CDF’s push into the export market earned the company statewide acclaim as Michigan’s Exporter of the Year in 2014, with over 70 percent of its sales coming from international business. “As the export market changed again we went back to doing more domestic sales,” she says.
The company has been running between 95 and 120 percent of full capacity for the last few years thanks largely to robust international sales and a growing U.S. market.
says Pakalnis. “We’ve really turned from a milk balancing plant to a regional dairy ingredient facility.”
The company has added more than a dozen employees in the last two years and the payroll will continue to grow as the new Texas facility comes online.

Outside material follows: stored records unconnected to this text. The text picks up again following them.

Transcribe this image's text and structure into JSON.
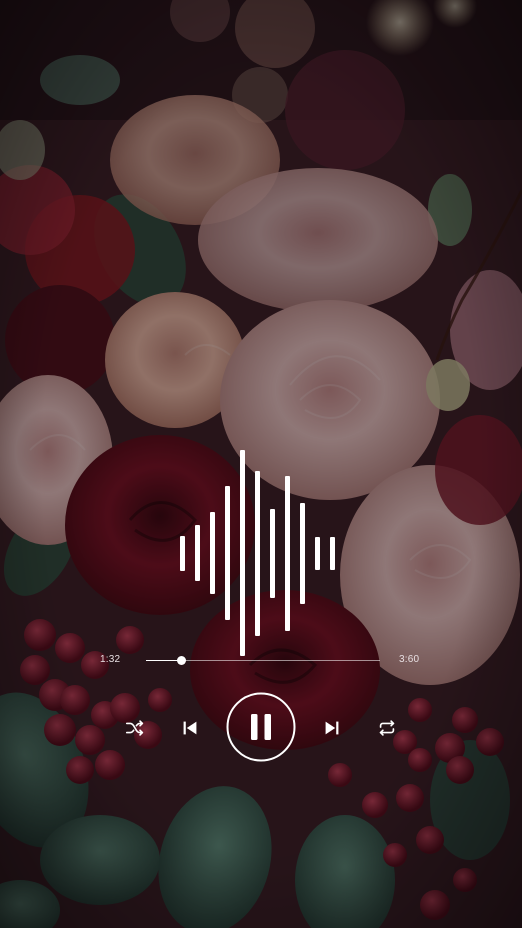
{
  "player": {
    "elapsed": "1:32",
    "duration": "3:60",
    "progress": 0.15,
    "is_playing": true
  },
  "waveform": {
    "levels": [
      0.17,
      0.27,
      0.4,
      0.65,
      1.0,
      0.8,
      0.43,
      0.75,
      0.49,
      0.16,
      0.16
    ]
  },
  "controls": [
    {
      "id": "shuffle",
      "icon": "shuffle-icon"
    },
    {
      "id": "previous",
      "icon": "skip-previous-icon"
    },
    {
      "id": "play-pause",
      "icon": "pause-icon"
    },
    {
      "id": "next",
      "icon": "skip-next-icon"
    },
    {
      "id": "repeat",
      "icon": "repeat-icon"
    }
  ],
  "colors": {
    "foreground": "#ffffff",
    "overlay": "#0a0608"
  }
}
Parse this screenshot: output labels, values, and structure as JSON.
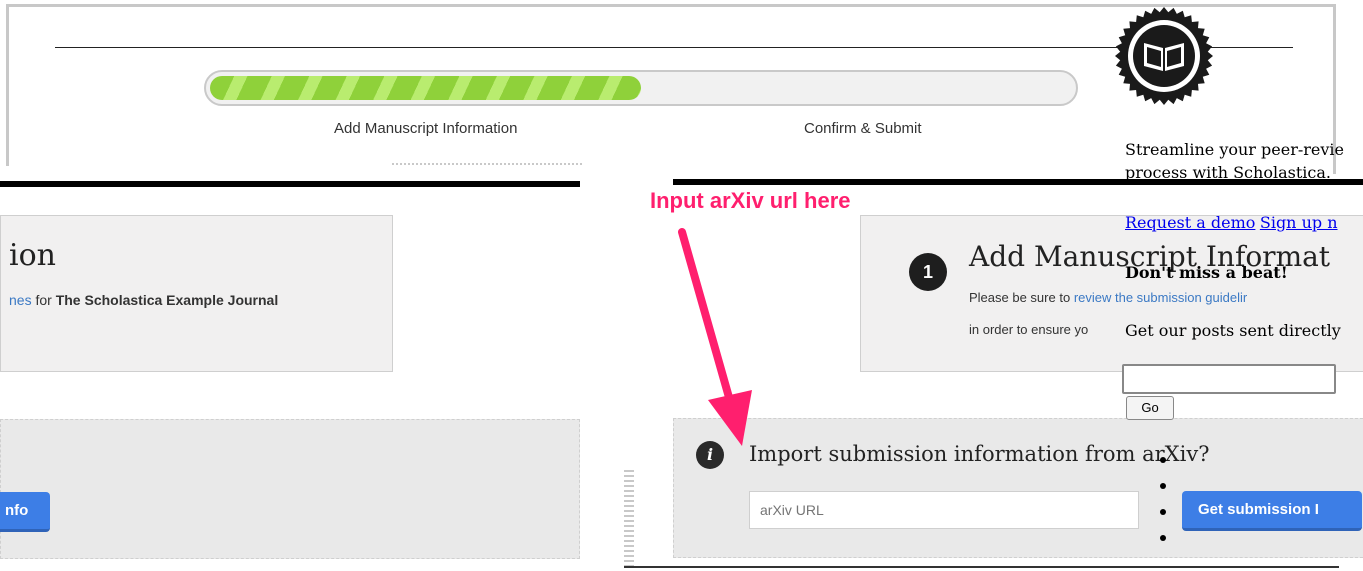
{
  "progress": {
    "percent": 50,
    "steps": [
      "Add Manuscript Information",
      "Confirm & Submit"
    ]
  },
  "left_panel": {
    "title_fragment": "ion",
    "guidelines_link_fragment": "nes",
    "for_text": "for",
    "journal_name": "The Scholastica Example Journal",
    "button_fragment": "nfo"
  },
  "annotation": {
    "text": "Input arXiv url here",
    "color": "#ff1f6e"
  },
  "manuscript_panel": {
    "step_number": "1",
    "title": "Add Manuscript Informat",
    "line1_prefix": "Please be sure to",
    "line1_link": "review the submission guidelir",
    "line2": "in order to ensure yo"
  },
  "import_panel": {
    "icon": "info-icon",
    "heading": "Import submission information from arXiv?",
    "input_placeholder": "arXiv URL",
    "button_label": "Get submission I"
  },
  "sidebar": {
    "logo_icon": "open-book-seal-icon",
    "promo_line1": "Streamline your peer-revie",
    "promo_line2": "process with Scholastica.",
    "request_demo": "Request a demo",
    "sign_up": "Sign up n",
    "heading": "Don't miss a beat!",
    "subscribe_text": "Get our posts sent directly",
    "email_value": "",
    "go_label": "Go"
  },
  "colors": {
    "progress_green": "#8fd13a",
    "button_blue": "#3d7ee6",
    "link_blue": "#3b79c4"
  }
}
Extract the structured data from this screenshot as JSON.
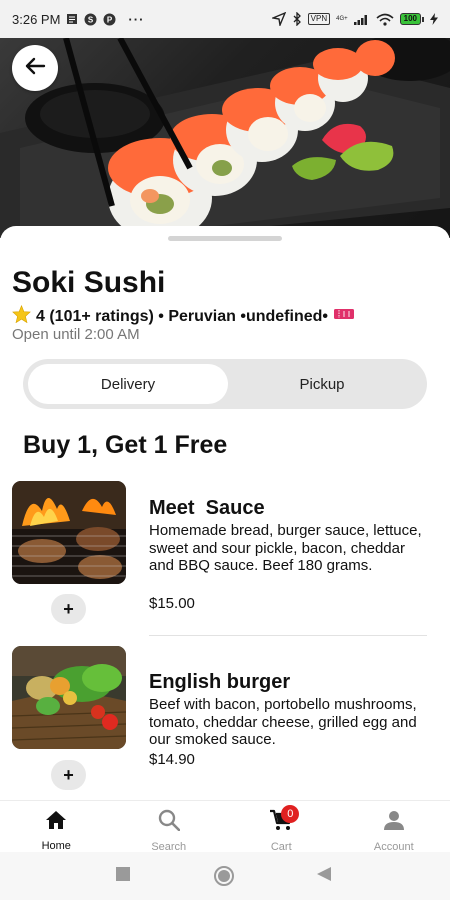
{
  "status_bar": {
    "time": "3:26 PM",
    "dots": "···",
    "vpn_label": "VPN",
    "network_label": "4G+",
    "battery_level": "100"
  },
  "restaurant": {
    "name": "Soki Sushi",
    "rating_icon": "star-icon",
    "meta": "4 (101+ ratings) • Peruvian •undefined•",
    "hours": "Open until 2:00 AM"
  },
  "order_mode": {
    "options": [
      "Delivery",
      "Pickup"
    ],
    "selected": "Delivery"
  },
  "section": {
    "title": "Buy 1, Get 1 Free"
  },
  "menu_items": [
    {
      "name": "Meet  Sauce",
      "description": "Homemade bread, burger sauce, lettuce, sweet and sour pickle, bacon, cheddar and BBQ sauce. Beef 180 grams.",
      "price": "$15.00",
      "add_label": "+"
    },
    {
      "name": "English burger",
      "description": "Beef with bacon, portobello mushrooms, tomato, cheddar cheese, grilled egg and our smoked sauce.",
      "price": "$14.90",
      "add_label": "+"
    }
  ],
  "bottom_nav": {
    "items": [
      {
        "label": "Home",
        "icon": "home-icon"
      },
      {
        "label": "Search",
        "icon": "search-icon"
      },
      {
        "label": "Cart",
        "icon": "cart-icon"
      },
      {
        "label": "Account",
        "icon": "account-icon"
      }
    ],
    "active": "Home",
    "cart_count": "0"
  },
  "colors": {
    "accent_red": "#e02020",
    "toggle_bg": "#e6e6e6",
    "muted_text": "#777777"
  }
}
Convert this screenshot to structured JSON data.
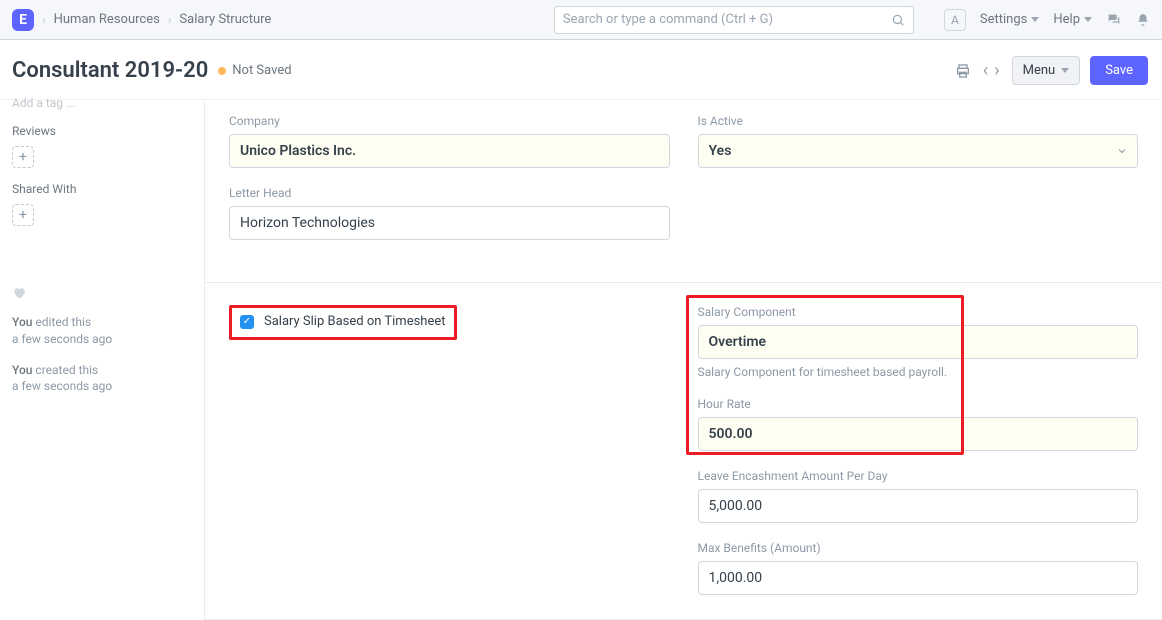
{
  "navbar": {
    "logo_letter": "E",
    "breadcrumb1": "Human Resources",
    "breadcrumb2": "Salary Structure",
    "search_placeholder": "Search or type a command (Ctrl + G)",
    "key_hint": "A",
    "settings_label": "Settings",
    "help_label": "Help"
  },
  "title": {
    "heading": "Consultant 2019-20",
    "status": "Not Saved",
    "menu_label": "Menu",
    "save_label": "Save"
  },
  "sidebar": {
    "add_tag_hint": "Add a tag ...",
    "reviews_label": "Reviews",
    "shared_label": "Shared With",
    "plus": "+",
    "timeline": [
      {
        "who": "You",
        "action": "edited this",
        "ago": "a few seconds ago"
      },
      {
        "who": "You",
        "action": "created this",
        "ago": "a few seconds ago"
      }
    ]
  },
  "form": {
    "company_label": "Company",
    "company_value": "Unico Plastics Inc.",
    "letterhead_label": "Letter Head",
    "letterhead_value": "Horizon Technologies",
    "is_active_label": "Is Active",
    "is_active_value": "Yes",
    "timesheet_checkbox_label": "Salary Slip Based on Timesheet",
    "salary_component_label": "Salary Component",
    "salary_component_value": "Overtime",
    "salary_component_help": "Salary Component for timesheet based payroll.",
    "hour_rate_label": "Hour Rate",
    "hour_rate_value": "500.00",
    "leave_encash_label": "Leave Encashment Amount Per Day",
    "leave_encash_value": "5,000.00",
    "max_benefits_label": "Max Benefits (Amount)",
    "max_benefits_value": "1,000.00"
  }
}
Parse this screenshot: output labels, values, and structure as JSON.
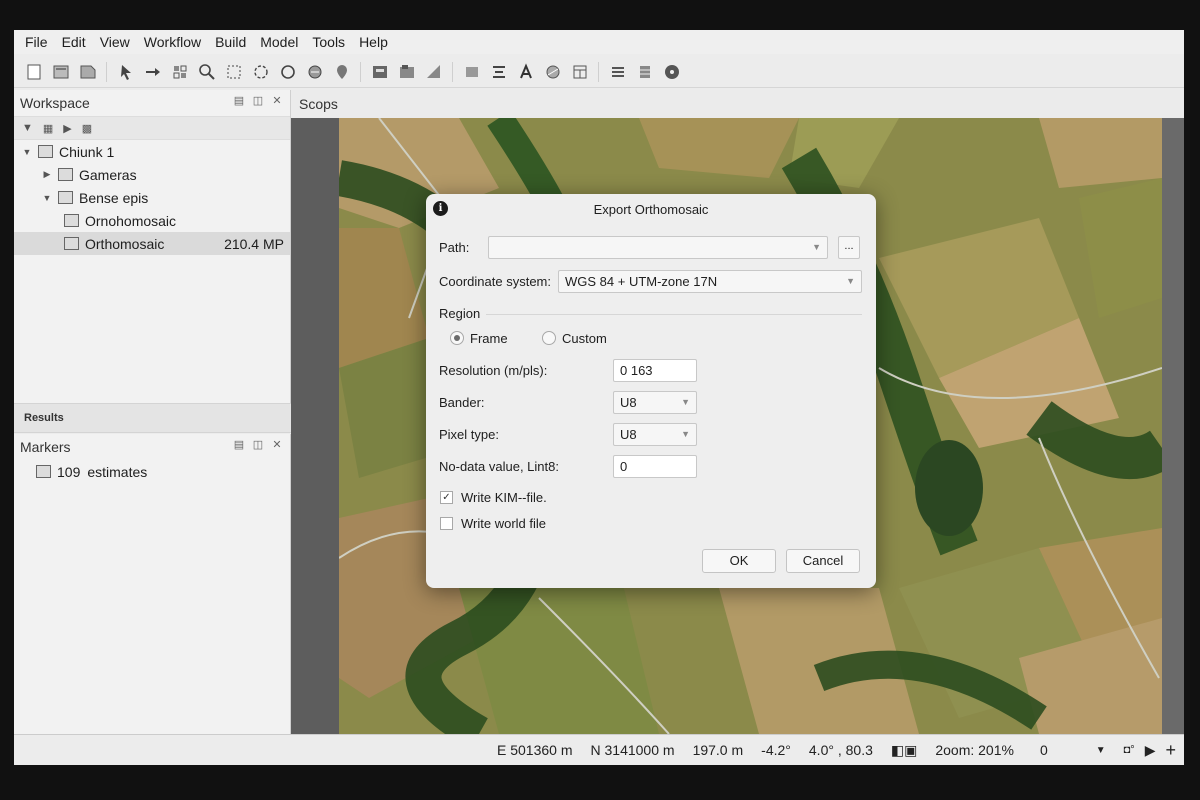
{
  "menu": [
    "File",
    "Edit",
    "View",
    "Workflow",
    "Build",
    "Model",
    "Tools",
    "Help"
  ],
  "toolbar_icons": [
    "new-file-icon",
    "open-icon",
    "save-icon",
    "select-arrow-icon",
    "move-icon",
    "region-icon",
    "zoom-icon",
    "rect-select-icon",
    "circle-select-icon",
    "free-select-icon",
    "rotate-icon",
    "marker-icon",
    "image-icon",
    "export-icon",
    "ruler-icon",
    "shape-icon",
    "dense-icon",
    "text-icon",
    "globe-icon",
    "grid-icon",
    "layer-icon",
    "table-icon",
    "settings-icon"
  ],
  "workspace": {
    "title": "Workspace",
    "chunk": "Chiunk 1",
    "cameras": "Gameras",
    "dense": "Bense epis",
    "ortho_child": "Ornohomosaic",
    "ortho_selected": "Orthomosaic",
    "ortho_size": "210.4 MP"
  },
  "results_label": "Results",
  "markers": {
    "title": "Markers",
    "count": "109",
    "item_label": "estimates"
  },
  "viewport": {
    "tab": "Scops"
  },
  "status": {
    "easting": "E 501360 m",
    "northing": "N 3141000 m",
    "altitude": "197.0 m",
    "angle": "-4.2°",
    "rotation": "4.0° , 80.3",
    "zoom": "2oom: 201%",
    "value": "0"
  },
  "dialog": {
    "title": "Export Orthomosaic",
    "path_label": "Path:",
    "path_value": "",
    "browse_label": "...",
    "crs_label": "Coordinate system:",
    "crs_value": "WGS 84 + UTM-zone 17N",
    "region_label": "Region",
    "frame_label": "Frame",
    "custom_label": "Custom",
    "region_selected": "Frame",
    "resolution_label": "Resolution (m/pls):",
    "resolution_value": "0 163",
    "bander_label": "Bander:",
    "bander_value": "U8",
    "pixel_label": "Pixel type:",
    "pixel_value": "U8",
    "nodata_label": "No-data value, Lint8:",
    "nodata_value": "0",
    "kml_label": "Write KIM--file.",
    "kml_checked": true,
    "world_label": "Write world file",
    "world_checked": false,
    "ok_label": "OK",
    "cancel_label": "Cancel"
  }
}
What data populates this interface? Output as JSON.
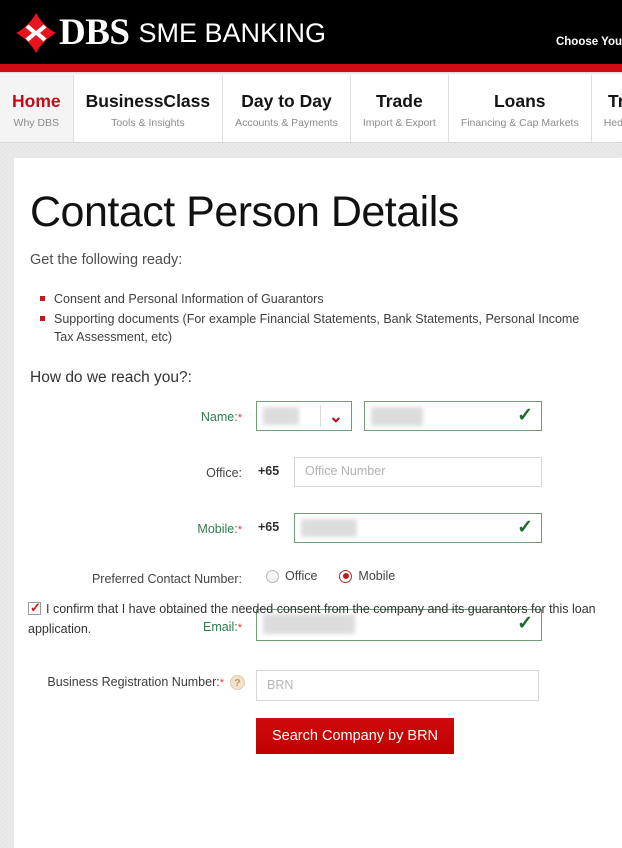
{
  "header": {
    "logo_mark": "dbs-diamond-logo",
    "brand_primary": "DBS",
    "brand_secondary": "SME BANKING",
    "country_selector": "Choose You",
    "accent_red": "#cf0a12",
    "banner_bg": "#000000"
  },
  "nav": {
    "items": [
      {
        "title": "Home",
        "subtitle": "Why DBS",
        "active": true
      },
      {
        "title": "BusinessClass",
        "subtitle": "Tools & Insights",
        "active": false
      },
      {
        "title": "Day to Day",
        "subtitle": "Accounts & Payments",
        "active": false
      },
      {
        "title": "Trade",
        "subtitle": "Import & Export",
        "active": false
      },
      {
        "title": "Loans",
        "subtitle": "Financing & Cap Markets",
        "active": false
      },
      {
        "title": "Tr",
        "subtitle": "Hedg",
        "active": false
      }
    ]
  },
  "main": {
    "title": "Contact Person Details",
    "lead": "Get the following ready:",
    "ready_items": [
      "Consent and Personal Information of Guarantors",
      "Supporting documents (For example Financial Statements, Bank Statements, Personal Income Tax Assessment, etc)"
    ],
    "section_question": "How do we reach you?:",
    "form": {
      "name": {
        "label": "Name:",
        "required": "*",
        "salutation_value": "",
        "name_value": "",
        "valid": true,
        "caret_icon": "chevron-down-icon",
        "valid_icon": "check-icon"
      },
      "office": {
        "label": "Office:",
        "required": "",
        "country_code": "+65",
        "placeholder": "Office Number",
        "value": "",
        "valid": false
      },
      "mobile": {
        "label": "Mobile:",
        "required": "*",
        "country_code": "+65",
        "value": "",
        "valid": true,
        "valid_icon": "check-icon"
      },
      "preferred_contact": {
        "label": "Preferred Contact Number:",
        "options": [
          "Office",
          "Mobile"
        ],
        "selected": "Mobile"
      },
      "email": {
        "label": "Email:",
        "required": "*",
        "value": "",
        "valid": true,
        "valid_icon": "check-icon"
      },
      "consent": {
        "checked": true,
        "text": "I confirm that I have obtained the needed consent from the company and its guarantors for this loan application."
      },
      "brn": {
        "label": "Business Registration Number:",
        "required": "*",
        "help_icon": "question-mark-icon",
        "placeholder": "BRN",
        "value": ""
      },
      "search_button": "Search Company by BRN"
    }
  },
  "colors": {
    "brand_red": "#cc0000",
    "valid_green": "#2f7d4f",
    "required_red": "#e2333f",
    "bullet_red": "#bb1c22"
  }
}
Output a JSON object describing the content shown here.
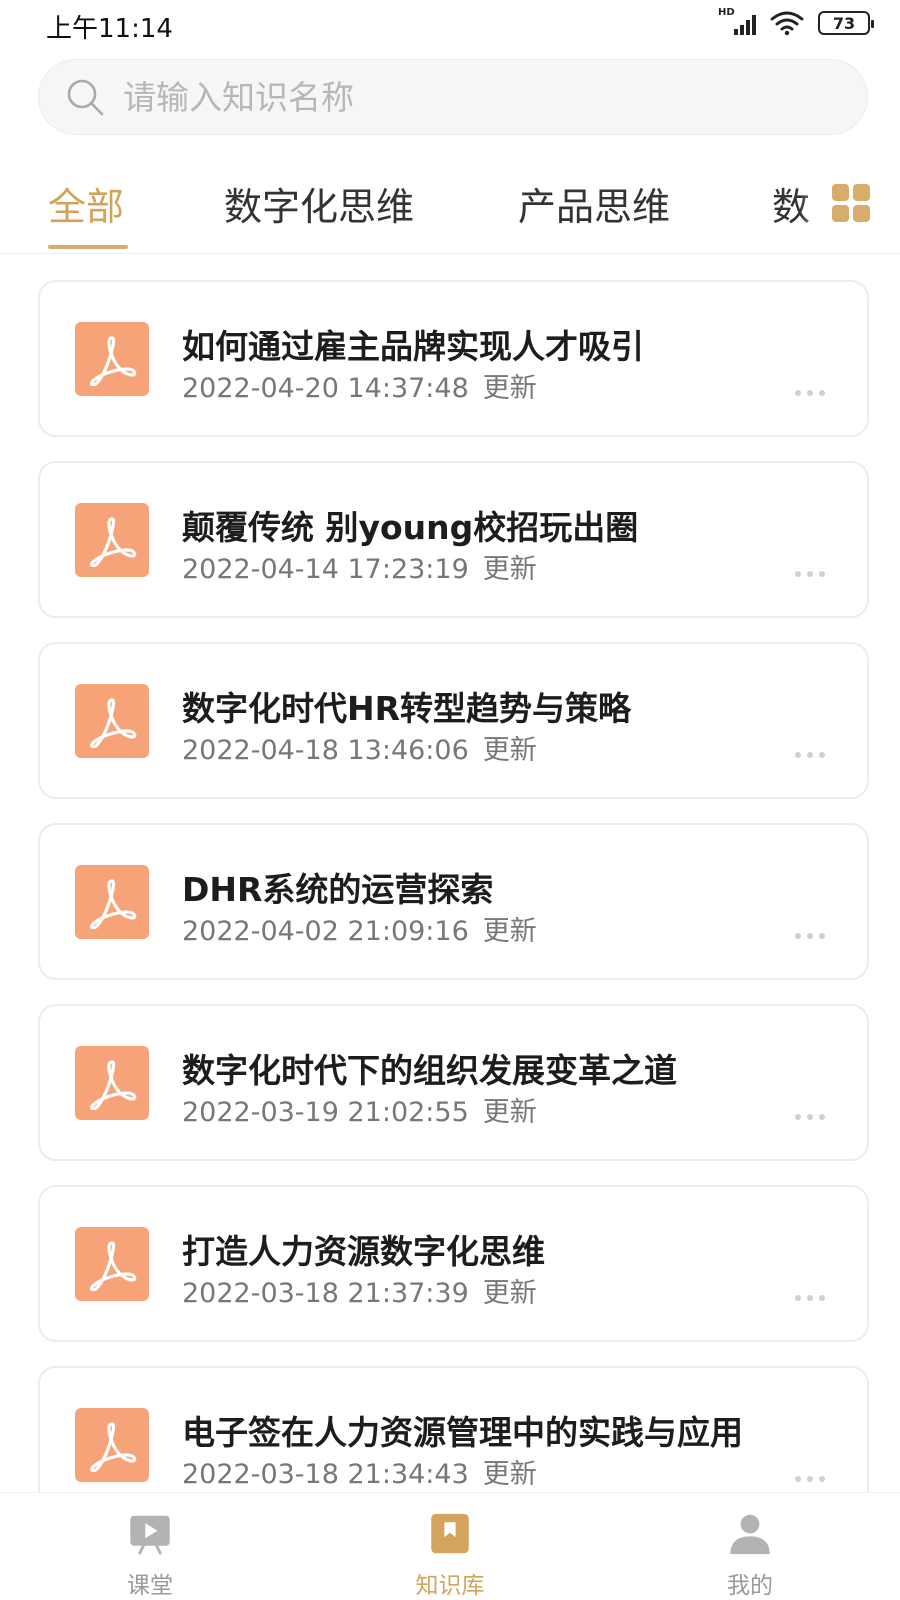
{
  "status_bar": {
    "time": "上午11:14",
    "network_label": "HD",
    "battery": "73"
  },
  "search": {
    "placeholder": "请输入知识名称",
    "value": ""
  },
  "tabs": [
    {
      "label": "全部",
      "active": true
    },
    {
      "label": "数字化思维",
      "active": false
    },
    {
      "label": "产品思维",
      "active": false
    },
    {
      "label": "数",
      "active": false
    }
  ],
  "items": [
    {
      "title": "如何通过雇主品牌实现人才吸引",
      "date": "2022-04-20 14:37:48",
      "status": "更新"
    },
    {
      "title": "颠覆传统 别young校招玩出圈",
      "date": "2022-04-14 17:23:19",
      "status": "更新"
    },
    {
      "title": "数字化时代HR转型趋势与策略",
      "date": "2022-04-18 13:46:06",
      "status": "更新"
    },
    {
      "title": "DHR系统的运营探索",
      "date": "2022-04-02 21:09:16",
      "status": "更新"
    },
    {
      "title": "数字化时代下的组织发展变革之道",
      "date": "2022-03-19 21:02:55",
      "status": "更新"
    },
    {
      "title": "打造人力资源数字化思维",
      "date": "2022-03-18 21:37:39",
      "status": "更新"
    },
    {
      "title": "电子签在人力资源管理中的实践与应用",
      "date": "2022-03-18 21:34:43",
      "status": "更新"
    }
  ],
  "bottom_nav": [
    {
      "label": "课堂",
      "icon": "classroom-icon",
      "active": false
    },
    {
      "label": "知识库",
      "icon": "bookmark-icon",
      "active": true
    },
    {
      "label": "我的",
      "icon": "profile-icon",
      "active": false
    }
  ],
  "colors": {
    "accent": "#d4a35c",
    "file_icon": "#f7a37a",
    "inactive_nav": "#b3b3b3"
  }
}
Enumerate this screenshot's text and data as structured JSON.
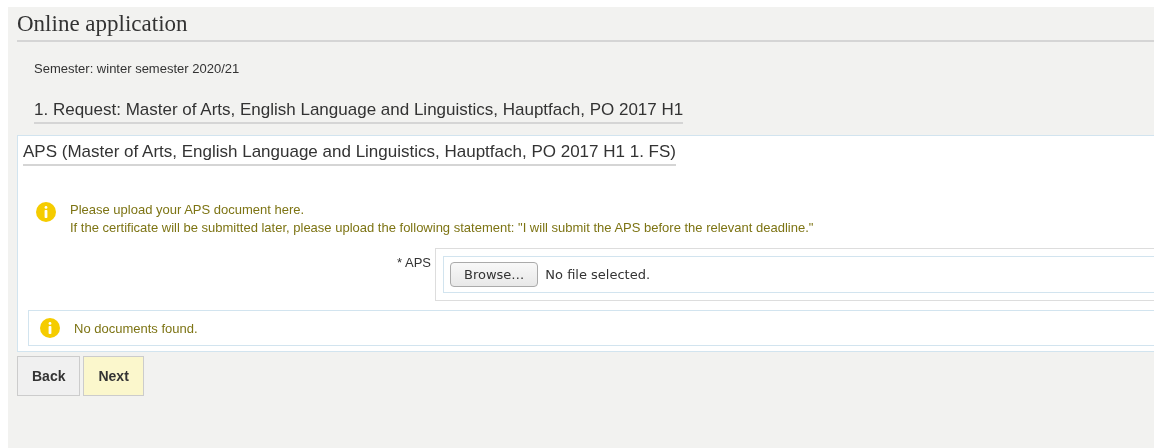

These facilities are largely automated, allowing CDF to reduce the overall number of employees, but they simultaneously increase the need for a younger, more digitally literate workforce.
“Steve has come to realize that millennials are so technologically savvy and he says it’s great because the plant is so automated,” she says. “It’s helpful to have millennials who can understand the automation a lot more quickly sometimes they get a bad rap, but they are some of our most dedicated workers.”
Supporting the community
There are many ways to measure success at a company like CDF. While it’s left a distinct impression on the international market and steadily expanded its presence across the U.S., Pakalnis says that CDF’s reputation in its own hometown is one of the biggest points of pride for the management team.
“Coopersville was hit really hard by the automotive downturn and [the facility] was a Delphi plant beforehand, so the community was very skeptical of us,” she says. “We actually had to go into closed city council meetings to reassure them that we mean what we say and are not going to leave in two years down the line and leave them with a lot of debt.”
CDF worked hard to become an involved, valuable member of the community in ways beyond simply job creation, but also assisting in the development of community block grants for a wastewater facility and supporting various nonprofits in the area. “That helps to show our organization has a face to it and has really been part of our success and our low turnover rate,” she says.
Pakalnis credits the ease of transition to the new Texas plant at least in part to CDF’s unique organizational culture, which emphasizes promoting from within and reinvesting in its workforce. “I actually started at the plant in a sanitation role during college and I stuck with the organization because if you’re not afraid to work hard they’re willing to train you and you can move up within the organization,” she says.
An easily approachable management team is another factor in the success of CDF, according to Pakalnis. “The employees know who Steve is and they have an open door policy so they are able to walk right in. Jeff Galbraith, our director of operations and Steve also never left during the commissioning of the plant, which just goes to show they are not afraid to get their hands dirty,” she says. “That’s when I realized that I want to work for a company where your general manager or your chief operations officer are there to answer your questions.”
With a strong company culture and a new plant coming online that will soon double its processing capacity, Continental Dairy Facilities LLC is poised to continue along its unprecedented growth trajectory in the dairy industry.